AP Finally Apologizes to Reporter Fired For Scooping End of WWII

AP
Alexander Abad-Santos 757 Views May 4, 2012

Imagine getting fired for reporting the scoop that WWII had ended. Well that's exactly what happened to journalist Edward Kennedy, and it's taken The Associated Press 67 years to apologize, but he isn't alive to enjoy the vindication. "It was a terrible day for the AP. It was handled in the worst possible way," said president and CEO Tom Curley in an AP report today, adding that the 2007 publication of Breaking News: How the Associated Press Has Covered War, Peace, and Everything Else  along with Kennedy's own memoir, Ed Kennedy's War: V-E Day, Censorship & The Associated Press prompted the apology. 

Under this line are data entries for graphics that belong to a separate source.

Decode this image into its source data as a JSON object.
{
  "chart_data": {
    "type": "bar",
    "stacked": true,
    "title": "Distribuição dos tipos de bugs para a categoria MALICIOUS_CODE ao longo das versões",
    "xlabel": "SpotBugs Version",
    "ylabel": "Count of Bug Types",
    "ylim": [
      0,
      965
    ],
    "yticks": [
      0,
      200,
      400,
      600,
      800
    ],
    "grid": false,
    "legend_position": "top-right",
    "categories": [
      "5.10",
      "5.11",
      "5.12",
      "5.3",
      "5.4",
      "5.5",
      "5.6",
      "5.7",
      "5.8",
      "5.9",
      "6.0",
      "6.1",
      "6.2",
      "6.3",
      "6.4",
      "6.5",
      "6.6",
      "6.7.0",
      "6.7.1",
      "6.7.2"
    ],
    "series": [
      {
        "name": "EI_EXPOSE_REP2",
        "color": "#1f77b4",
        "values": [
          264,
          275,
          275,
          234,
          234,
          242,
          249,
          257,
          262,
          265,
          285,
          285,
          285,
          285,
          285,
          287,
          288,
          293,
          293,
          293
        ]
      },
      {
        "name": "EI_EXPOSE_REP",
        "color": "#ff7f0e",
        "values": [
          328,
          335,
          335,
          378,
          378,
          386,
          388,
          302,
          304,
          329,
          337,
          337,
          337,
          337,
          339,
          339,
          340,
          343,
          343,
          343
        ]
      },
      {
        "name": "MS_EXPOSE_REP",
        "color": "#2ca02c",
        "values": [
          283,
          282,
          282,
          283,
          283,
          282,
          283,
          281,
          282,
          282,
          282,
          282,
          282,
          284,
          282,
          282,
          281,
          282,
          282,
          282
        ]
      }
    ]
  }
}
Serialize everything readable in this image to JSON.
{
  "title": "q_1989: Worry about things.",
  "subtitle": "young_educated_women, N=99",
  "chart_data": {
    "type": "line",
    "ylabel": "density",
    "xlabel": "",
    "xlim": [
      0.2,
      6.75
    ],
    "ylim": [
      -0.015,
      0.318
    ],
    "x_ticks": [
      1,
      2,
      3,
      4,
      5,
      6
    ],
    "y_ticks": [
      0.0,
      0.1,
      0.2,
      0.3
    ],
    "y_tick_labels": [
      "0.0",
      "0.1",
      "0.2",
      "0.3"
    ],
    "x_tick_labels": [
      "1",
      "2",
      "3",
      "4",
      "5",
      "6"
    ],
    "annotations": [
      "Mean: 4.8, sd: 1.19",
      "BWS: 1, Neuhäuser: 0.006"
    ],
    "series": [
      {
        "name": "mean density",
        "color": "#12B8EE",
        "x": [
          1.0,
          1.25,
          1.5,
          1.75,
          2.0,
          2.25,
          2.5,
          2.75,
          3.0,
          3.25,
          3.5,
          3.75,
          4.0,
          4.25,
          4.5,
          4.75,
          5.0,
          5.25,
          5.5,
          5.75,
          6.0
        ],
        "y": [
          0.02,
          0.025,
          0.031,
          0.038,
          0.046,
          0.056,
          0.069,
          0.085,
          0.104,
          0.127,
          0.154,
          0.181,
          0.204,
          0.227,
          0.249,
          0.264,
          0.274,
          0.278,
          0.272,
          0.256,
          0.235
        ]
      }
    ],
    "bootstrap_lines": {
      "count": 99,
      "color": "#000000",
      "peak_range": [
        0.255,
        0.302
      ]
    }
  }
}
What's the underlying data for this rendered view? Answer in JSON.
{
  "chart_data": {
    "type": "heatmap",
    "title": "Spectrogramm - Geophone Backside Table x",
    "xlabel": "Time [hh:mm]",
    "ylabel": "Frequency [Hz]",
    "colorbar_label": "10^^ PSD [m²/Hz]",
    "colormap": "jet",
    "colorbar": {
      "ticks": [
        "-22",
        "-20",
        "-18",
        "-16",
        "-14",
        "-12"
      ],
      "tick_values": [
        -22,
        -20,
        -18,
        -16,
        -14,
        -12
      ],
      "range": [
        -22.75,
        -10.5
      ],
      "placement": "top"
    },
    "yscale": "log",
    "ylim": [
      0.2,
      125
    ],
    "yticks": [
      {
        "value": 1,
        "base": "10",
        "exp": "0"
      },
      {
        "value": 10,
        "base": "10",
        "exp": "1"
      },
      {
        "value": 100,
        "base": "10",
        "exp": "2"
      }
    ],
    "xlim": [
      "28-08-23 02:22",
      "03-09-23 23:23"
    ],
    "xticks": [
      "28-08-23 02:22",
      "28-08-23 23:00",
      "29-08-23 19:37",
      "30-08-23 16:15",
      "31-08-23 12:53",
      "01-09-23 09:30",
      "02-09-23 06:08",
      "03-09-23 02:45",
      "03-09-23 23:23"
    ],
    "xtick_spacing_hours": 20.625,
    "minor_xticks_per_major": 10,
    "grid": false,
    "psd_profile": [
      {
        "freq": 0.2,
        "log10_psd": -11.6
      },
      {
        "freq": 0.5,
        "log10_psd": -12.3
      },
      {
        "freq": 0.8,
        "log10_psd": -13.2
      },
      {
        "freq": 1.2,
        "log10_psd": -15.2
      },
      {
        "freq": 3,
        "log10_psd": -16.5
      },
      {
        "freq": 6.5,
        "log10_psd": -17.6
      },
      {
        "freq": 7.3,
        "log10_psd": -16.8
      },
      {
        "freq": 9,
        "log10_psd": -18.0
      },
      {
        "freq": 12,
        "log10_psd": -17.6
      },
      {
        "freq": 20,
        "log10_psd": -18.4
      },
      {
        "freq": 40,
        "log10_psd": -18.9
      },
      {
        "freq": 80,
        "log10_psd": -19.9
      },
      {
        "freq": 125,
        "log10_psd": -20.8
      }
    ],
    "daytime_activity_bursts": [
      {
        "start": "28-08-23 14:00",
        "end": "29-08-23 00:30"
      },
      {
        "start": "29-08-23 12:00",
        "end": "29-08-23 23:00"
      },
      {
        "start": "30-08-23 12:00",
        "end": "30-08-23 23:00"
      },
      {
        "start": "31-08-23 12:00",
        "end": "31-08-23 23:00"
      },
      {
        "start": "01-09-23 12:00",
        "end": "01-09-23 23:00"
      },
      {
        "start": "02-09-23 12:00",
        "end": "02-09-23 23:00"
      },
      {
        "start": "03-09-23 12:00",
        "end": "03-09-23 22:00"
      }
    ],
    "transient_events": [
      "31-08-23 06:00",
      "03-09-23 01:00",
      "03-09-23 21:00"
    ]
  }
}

Kennedy's story, in today's world of journalism where outlets try to beat each other by nanoseconds, reads almost like a fable:  Kennedy had reported, a full day ahead of his competitors, the scoop that the Germans had surrendered unconditionally in France, thus ending WWII. As NPR reports, "Edward Kennedy was among a small group of reporters taken by Allied military officials to witness the May 7, 1945, surrender by German forces at a schoolhouse in Reims, France." But because Truman and Churchill wanted to suppress the news of the surrender, The AP "publicly rebuked" Kennedy and fired him. (This is so unreal to your blogger that he's suppressing the urge to break his own jaw.)

"Kennedy, who died in a traffic accident in 1963, had long sought such public vindication from his old employer," writes the AP, noting that Kennedy was adamant in believing that he "did everything just right." You'll find no complaints here.